I run into "unexpected end of input". I'm looking for equivalent of non-greedy .*([0-9]+).*
.
module Main where
import Text.Parsec
parser :: Parsec String () Int
parser = do
_ <- many anyToken
x <- read <$> many1 digit
_ <- many anyToken
return x
main :: IO ()
main = interact (show . parse parser "STDIN")
This can be easily done with my library regex-applicative. It gives you both the combinator interface and the features of regular expressions that you seem to want.

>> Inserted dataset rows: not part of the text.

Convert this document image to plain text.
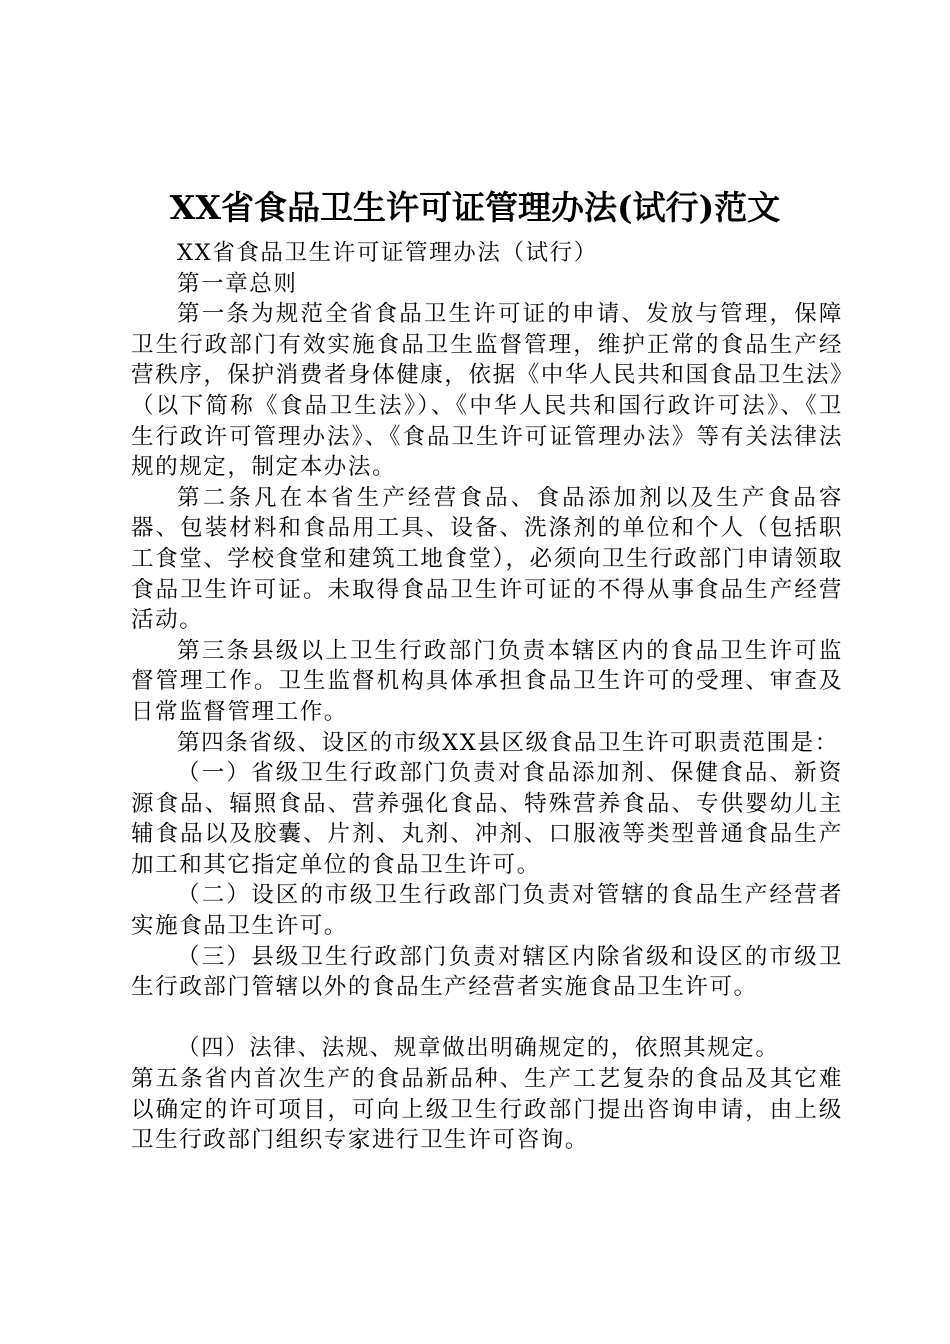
XX省食品卫生许可证管理办法(试行)范文

XX省食品卫生许可证管理办法（试行）

第一章总则

第一条为规范全省食品卫生许可证的申请、发放与管理，保障卫生行政部门有效实施食品卫生监督管理，维护正常的食品生产经营秩序，保护消费者身体健康，依据《中华人民共和国食品卫生法》（以下简称《食品卫生法》）、《中华人民共和国行政许可法》、《卫生行政许可管理办法》、《食品卫生许可证管理办法》等有关法律法规的规定，制定本办法。

第二条凡在本省生产经营食品、食品添加剂以及生产食品容器、包装材料和食品用工具、设备、洗涤剂的单位和个人（包括职工食堂、学校食堂和建筑工地食堂），必须向卫生行政部门申请领取食品卫生许可证。未取得食品卫生许可证的不得从事食品生产经营活动。

第三条县级以上卫生行政部门负责本辖区内的食品卫生许可监督管理工作。卫生监督机构具体承担食品卫生许可的受理、审查及日常监督管理工作。

第四条省级、设区的市级XX县区级食品卫生许可职责范围是：

（一）省级卫生行政部门负责对食品添加剂、保健食品、新资源食品、辐照食品、营养强化食品、特殊营养食品、专供婴幼儿主辅食品以及胶囊、片剂、丸剂、冲剂、口服液等类型普通食品生产加工和其它指定单位的食品卫生许可。

（二）设区的市级卫生行政部门负责对管辖的食品生产经营者实施食品卫生许可。

（三）县级卫生行政部门负责对辖区内除省级和设区的市级卫生行政部门管辖以外的食品生产经营者实施食品卫生许可。

（四）法律、法规、规章做出明确规定的，依照其规定。

第五条省内首次生产的食品新品种、生产工艺复杂的食品及其它难以确定的许可项目，可向上级卫生行政部门提出咨询申请，由上级卫生行政部门组织专家进行卫生许可咨询。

Here's a working version that's closest to your example:
{-# LANGUAGE ApplicativeDo #-}
import Text.Regex.Applicative
import Text.Regex.Applicative.Common (decimal)
parser :: RE Char Int
parser = do
_ <- few anySym
x <- decimal
_ <- many anySym
return x
main :: IO ()
main = interact (show . match parser)
Here's an even shorter version, using findFirstInfix
:
import Text.Regex.Applicative
import Text.Regex.Applicative.Common (decimal)
main :: IO ()
main = interact (snd3 . findFirstInfix decimal)
where snd3 (_, r, _) = r
If you want to perform actual tokenization (e.g. skip 93
in foo93bar
), then take a look at lexer-applicative, a tokenizer based on regex-applicative.